Ha ! que luy presenterois-tu,
Quel arbre on quelle fleur d'eslite,
Si les plus excellents ont voué leur merite
A sa digne vertu ?

Sa main toute de palmes rompt,
Et pour une tierce couronne
Maint Lortis de laurier plainement environne
Ses temples (3) et son front.

L'oeillet est compris en son teint,
Le beau lys en son armoirie,
Et sa lèvre, imitant une jeune prairie,
De la rose se peint.

Arrière tous ces vains presens,
Qu'ailleurs s'anime leur victoire ;
Ils manquent pour un roy si renommé de gloire
En de si nouveaux ans.

Le present, le may qu'il luy faut,
D'une vraye recognoissance,
Est l'arbre de l'amour et de l'obéissance,
A qui rien ne deffaut.

C'est la vive fleur de renom
Que le devoir a mis en estre,
Et la fidelité que l'on void apparoistre
En l'esclat de ton nom.

Sus donc, astre de l'univers,
En qui tant de bien se descouvre,
Porte luy maintenant jusqu'au chasteau du Louvre
Sur l'aisle de mes vers.

1. À la fin d'avril 1620, Louis XIII s'étoit mis en route pour aller jusqu'à Tours se réconcilier avec sa mère. A peine étoit-il à Orléans, que Luynes, qui le conduisoit, changea de pensée et le ramena brusquement à Paris ; de là ce compliment poétique.
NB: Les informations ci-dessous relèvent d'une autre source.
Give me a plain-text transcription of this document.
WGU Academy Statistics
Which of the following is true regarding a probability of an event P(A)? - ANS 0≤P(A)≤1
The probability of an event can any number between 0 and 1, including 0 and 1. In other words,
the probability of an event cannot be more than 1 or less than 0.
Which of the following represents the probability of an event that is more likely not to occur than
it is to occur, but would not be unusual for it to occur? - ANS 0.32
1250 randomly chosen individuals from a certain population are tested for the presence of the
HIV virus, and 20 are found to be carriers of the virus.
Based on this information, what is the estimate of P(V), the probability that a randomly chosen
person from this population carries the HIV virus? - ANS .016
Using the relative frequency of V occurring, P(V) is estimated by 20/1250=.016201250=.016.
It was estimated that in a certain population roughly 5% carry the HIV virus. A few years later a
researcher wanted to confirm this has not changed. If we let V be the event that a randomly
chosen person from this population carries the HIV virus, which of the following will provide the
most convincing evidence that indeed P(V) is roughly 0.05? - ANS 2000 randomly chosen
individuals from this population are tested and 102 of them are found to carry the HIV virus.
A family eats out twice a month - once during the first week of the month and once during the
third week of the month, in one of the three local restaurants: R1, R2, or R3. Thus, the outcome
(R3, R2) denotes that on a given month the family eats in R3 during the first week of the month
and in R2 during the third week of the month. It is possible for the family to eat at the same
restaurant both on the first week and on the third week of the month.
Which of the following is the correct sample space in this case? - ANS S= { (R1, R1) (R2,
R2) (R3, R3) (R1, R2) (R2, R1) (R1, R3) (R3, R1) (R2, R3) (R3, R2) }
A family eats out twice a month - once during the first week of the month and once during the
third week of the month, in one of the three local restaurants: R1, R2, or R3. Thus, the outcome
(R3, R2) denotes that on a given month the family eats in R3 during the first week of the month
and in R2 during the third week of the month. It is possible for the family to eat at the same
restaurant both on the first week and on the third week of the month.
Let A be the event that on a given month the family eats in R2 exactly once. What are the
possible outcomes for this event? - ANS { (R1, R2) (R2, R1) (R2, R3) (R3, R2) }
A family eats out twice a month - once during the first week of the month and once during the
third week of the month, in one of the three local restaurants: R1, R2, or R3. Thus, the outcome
Le départ avoit du reste soulevé bien des plaintes. V. notre édition des Caquets de l’Accouchée, p. 57, note 2
2. C'étoit en effet l'usage, mais il commençoit à se perdre alors. An XVe siècle, personne n'y manquoit, pas un amant surtout. On lit dans le Sermon joyeux auquel est contenu tous les maux que l'homme a en mariage, nouvellement composé à Paris.
« Quand vient le premier jour de may
A son huys fault planter le may,
Et le premier jour de l'année
Faut-il qu'elle soit estrennée. »
Cette coutume galante avoit fait créer le joli verbe émayoler, qui se trouve dans ces vers de Froissard
« Pour ce vous veux, Madame, émayoler,
En lieu de may, d'un loyal coeur que j'ay. »
3. Pour tempes. V. La Faiseuse de Mouches, note 4.